Fred e Lucas: Fred Paulino, sou formado em Ciência da Computação, pós graduado em Artes e atuo profissionalmente como designer gráfico. Lucas Mafra é designer de produto e hobbista “profissional" da eletrônica. Paulo Henrique Pessoa, o “Ganso”, é designer de produtos e ambientes e colecionador inveterado. Nós três somos grãos mestres gambiólogos.

EOnline: Como é a repercussão do trabalho de vocês no Brasil e no mundo?
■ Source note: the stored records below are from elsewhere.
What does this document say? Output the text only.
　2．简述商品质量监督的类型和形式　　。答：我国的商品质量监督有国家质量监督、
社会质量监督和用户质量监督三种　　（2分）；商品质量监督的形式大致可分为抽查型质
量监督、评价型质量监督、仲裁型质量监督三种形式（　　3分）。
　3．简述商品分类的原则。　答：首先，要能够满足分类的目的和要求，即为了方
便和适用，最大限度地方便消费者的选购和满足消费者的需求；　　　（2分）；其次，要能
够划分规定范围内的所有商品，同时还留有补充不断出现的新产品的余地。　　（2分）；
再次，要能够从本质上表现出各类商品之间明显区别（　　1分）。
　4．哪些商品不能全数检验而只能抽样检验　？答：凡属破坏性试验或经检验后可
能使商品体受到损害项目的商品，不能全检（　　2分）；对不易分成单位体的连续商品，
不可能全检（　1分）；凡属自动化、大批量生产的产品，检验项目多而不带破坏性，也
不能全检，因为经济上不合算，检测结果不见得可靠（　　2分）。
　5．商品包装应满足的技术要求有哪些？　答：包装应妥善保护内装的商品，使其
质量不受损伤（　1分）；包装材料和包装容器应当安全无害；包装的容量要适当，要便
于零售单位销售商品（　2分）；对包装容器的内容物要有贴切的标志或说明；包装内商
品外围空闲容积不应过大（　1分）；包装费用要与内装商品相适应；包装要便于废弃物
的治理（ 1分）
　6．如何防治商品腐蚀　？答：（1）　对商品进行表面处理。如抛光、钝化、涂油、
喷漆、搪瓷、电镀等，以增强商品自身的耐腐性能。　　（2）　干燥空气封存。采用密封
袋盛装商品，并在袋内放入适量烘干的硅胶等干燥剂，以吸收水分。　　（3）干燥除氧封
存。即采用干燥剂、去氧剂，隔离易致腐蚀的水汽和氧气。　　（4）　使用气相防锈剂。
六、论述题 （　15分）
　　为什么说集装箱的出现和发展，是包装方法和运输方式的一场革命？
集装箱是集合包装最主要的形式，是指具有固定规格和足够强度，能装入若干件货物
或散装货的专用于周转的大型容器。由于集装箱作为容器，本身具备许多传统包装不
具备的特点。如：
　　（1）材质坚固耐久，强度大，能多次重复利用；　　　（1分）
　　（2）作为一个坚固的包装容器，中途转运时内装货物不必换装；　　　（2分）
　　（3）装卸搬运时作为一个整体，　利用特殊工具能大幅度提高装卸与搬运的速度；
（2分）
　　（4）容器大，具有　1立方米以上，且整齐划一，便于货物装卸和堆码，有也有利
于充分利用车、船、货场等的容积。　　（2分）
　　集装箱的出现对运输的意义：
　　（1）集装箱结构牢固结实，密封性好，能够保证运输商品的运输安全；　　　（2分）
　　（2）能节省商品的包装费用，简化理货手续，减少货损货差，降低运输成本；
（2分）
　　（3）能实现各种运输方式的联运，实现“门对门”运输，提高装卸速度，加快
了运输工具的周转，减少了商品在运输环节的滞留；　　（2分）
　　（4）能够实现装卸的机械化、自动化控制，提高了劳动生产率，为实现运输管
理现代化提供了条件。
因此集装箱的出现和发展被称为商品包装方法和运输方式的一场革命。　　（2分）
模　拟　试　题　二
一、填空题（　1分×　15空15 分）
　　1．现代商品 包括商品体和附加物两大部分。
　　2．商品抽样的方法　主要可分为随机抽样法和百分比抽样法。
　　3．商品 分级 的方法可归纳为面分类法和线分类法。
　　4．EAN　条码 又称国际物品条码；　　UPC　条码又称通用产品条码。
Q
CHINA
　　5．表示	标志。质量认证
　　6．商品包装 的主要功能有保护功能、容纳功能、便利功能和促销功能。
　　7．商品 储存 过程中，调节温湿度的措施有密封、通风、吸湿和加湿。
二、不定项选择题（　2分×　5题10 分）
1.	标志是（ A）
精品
Fred e Lucas: Tem sido muito positiva e surpreendentemente rápida, já que começamos o projeto somente após 2008, e de forma muito espontânea, sem nenhum planejamento. Desde então já ministramos mais de vinte oficinas e participamos de diversas exposições, em diversos lugares do Brasil e também no exterior. Em 2012 estivemos em San Jose, na Califórnia (EUA), para expor na Zero1 Biennial e em Albuquerque no Novo México, quando participamos do ISEA2012. Além disso, os projetos que envolvem outras pessoas, como a Gambiólogos e a Facta, são motivo de muita satisfação e amadurecimento do nosso trabalho.

EOnline: O que é a Facta? Como surgiu?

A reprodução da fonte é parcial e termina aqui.